When she had first met him, nearly fifty years ago, she had been dismayed when he had expressed these curious “doubts.” She had thought him perhaps a little mad. It had not occurred to her till many years later that this was a self-protective manner of speech which he used exclusively when talking to women whom he liked. He never spoke so to men. She had discerned, after these many years, that this whole approach to the female mind, his only way of coping with it, was to seem to derive amusement from it. When Miss Taylor had made this discovery she was glad they had never been married. He was too much masked behind his mocking, paternal attitude—now become a habit—for any proper relationship with a grown woman.
She recalled an afternoon years ago in 1928—long after the love affair—when she had been attending Charmian on a week-end party in the country and Alec Warner was a fellow-guest. One afternoon he had taken Jean Taylor off for a walk—Charmian had been amused—“to question her, as Jean was so reliable in her evidence.” Most of their conversation she had forgotten, but she recalled his first question.
“Do you think, Jean, that other people exist?”
She had not at once understood the nature of the question. For a moment she had wondered if his words might in some way refer to that love affair twenty-odd years earlier, and his further words, “I mean, Jean, do you consider that people—the people around us—are real or illusory?” had possibly some personal bearing. But this did not fit with her knowledge of the man. Even at the time of their love relationship he was not the type to proffer the conceit: there is no one in the world but we two; we alone exist. Besides, she who was now walking beside this middle-aged man was herself a woman in her early fifties.

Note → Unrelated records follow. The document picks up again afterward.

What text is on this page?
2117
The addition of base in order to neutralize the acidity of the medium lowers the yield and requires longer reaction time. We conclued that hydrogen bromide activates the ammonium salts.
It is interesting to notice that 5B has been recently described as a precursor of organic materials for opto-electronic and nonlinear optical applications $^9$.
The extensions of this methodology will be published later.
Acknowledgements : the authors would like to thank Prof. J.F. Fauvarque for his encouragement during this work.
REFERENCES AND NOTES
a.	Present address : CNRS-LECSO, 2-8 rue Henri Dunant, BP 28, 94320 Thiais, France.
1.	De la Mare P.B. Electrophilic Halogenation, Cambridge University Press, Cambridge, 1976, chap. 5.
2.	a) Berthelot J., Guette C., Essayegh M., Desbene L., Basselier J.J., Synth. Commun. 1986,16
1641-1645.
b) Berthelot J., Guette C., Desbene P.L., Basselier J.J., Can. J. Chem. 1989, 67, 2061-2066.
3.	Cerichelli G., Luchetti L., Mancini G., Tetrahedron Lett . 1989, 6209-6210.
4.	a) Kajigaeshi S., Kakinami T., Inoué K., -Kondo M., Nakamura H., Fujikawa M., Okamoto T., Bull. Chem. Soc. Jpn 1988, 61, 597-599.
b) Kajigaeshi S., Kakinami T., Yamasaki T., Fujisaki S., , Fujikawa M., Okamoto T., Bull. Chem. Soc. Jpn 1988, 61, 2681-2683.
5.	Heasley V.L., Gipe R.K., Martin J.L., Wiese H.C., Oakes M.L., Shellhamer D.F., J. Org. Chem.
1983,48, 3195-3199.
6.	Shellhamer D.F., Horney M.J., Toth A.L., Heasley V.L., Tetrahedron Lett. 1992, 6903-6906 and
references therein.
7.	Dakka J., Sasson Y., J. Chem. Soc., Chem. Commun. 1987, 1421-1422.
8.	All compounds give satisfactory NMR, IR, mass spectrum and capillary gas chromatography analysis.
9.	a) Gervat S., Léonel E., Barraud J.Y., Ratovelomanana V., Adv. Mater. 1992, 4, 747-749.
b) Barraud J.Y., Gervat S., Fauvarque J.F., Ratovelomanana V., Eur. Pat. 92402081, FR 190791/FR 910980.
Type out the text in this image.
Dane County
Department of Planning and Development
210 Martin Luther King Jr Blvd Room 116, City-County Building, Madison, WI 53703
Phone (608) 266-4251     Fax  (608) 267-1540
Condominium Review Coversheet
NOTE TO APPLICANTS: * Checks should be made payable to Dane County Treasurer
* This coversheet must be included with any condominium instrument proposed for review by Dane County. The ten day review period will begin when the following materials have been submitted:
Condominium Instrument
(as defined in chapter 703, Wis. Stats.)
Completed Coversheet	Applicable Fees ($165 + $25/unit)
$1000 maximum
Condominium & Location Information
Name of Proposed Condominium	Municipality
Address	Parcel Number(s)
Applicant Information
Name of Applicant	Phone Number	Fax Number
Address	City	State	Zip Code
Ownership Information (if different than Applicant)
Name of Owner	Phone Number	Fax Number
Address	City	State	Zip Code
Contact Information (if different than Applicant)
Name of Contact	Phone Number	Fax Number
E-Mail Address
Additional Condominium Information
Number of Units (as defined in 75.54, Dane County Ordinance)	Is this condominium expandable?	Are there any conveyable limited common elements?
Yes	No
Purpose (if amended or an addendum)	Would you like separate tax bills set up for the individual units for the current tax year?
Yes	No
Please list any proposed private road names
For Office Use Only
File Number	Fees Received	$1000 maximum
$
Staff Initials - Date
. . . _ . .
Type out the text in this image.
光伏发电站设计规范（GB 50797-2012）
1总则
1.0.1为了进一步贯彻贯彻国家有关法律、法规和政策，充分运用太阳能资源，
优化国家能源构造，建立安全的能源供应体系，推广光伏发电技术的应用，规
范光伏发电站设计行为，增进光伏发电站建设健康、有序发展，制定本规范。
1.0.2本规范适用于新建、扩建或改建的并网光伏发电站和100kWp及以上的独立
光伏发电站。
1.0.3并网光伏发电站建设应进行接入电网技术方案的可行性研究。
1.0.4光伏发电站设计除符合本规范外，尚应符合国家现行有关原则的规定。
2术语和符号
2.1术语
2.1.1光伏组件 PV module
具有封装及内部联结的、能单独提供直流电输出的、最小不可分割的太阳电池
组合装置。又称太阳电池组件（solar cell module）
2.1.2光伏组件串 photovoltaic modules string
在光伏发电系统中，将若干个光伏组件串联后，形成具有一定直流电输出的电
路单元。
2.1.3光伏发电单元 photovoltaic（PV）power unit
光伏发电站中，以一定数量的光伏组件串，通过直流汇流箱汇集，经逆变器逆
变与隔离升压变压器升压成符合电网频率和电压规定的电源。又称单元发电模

“What do you mean?” she said.
“Only what I say.” They had come to a beech wood which was damp from a last night’s storm. Every now and then a little succession of raindrops would pelt from the leaves on to his hat or her hat. He took her arm and led her off the main path, so that for all his sober sense, it rapidly crossed her mind that he might be a murderer, a maniac. But she had, the next instant, recalled her fifty years and more. Were they not usually young women who were strangled in woods by sexual maniacs? No, she thought again, sometimes they were women of fifty-odd. The leave
s squelched beneath their feet. Her mind flashed messages to itself back and forth. But I know him well, he’s Alec Warner. Do I know him, though?—he is odd. Even as a lover he was strange. But he is known everywhere, his reputation…Still, some eminent men have secret vices. No one ever finds them out; their very eminence is a protection.
“Surely,” he was saying, as he continued to draw her into the narrow, dripping shadows, “you see that here is a respectable question. Given that you believe in your own existence as self-evident, do you believe in that of others? Tell me, Jean, do you believe that I for instance, at this moment, exist?” He peered down at her face beneath the brim of her brown felt hat.
“Where are you taking me?” she said, stopping still.
“Out of these wet woods,” he said, “by a short cut. Tell me, now, surely you understand what I am asking? It’s a plain question….”
She looked ahead through the trees and saw that their path was indeed a short cut to the open fields. She realised at once that his question was entirely academic and he was not contemplating murder with indecent assault. And what reason, after all, had she to suspect this? How things do, she thought, come and go through a woman’s mind. He was an unusual man.
“I agree,” she then said, “that your question can be asked. One does sometimes wonder, perhaps only half-consciously, if other people are real.”
“Please,” he said, “wonder more than half-consciously about this question. Wonder about it with as much consciousness as you have, and tell me what is your answer.”
“Oh,” she said, “I think in that case, other people do exist. That’s my answer. It’s only common sense.”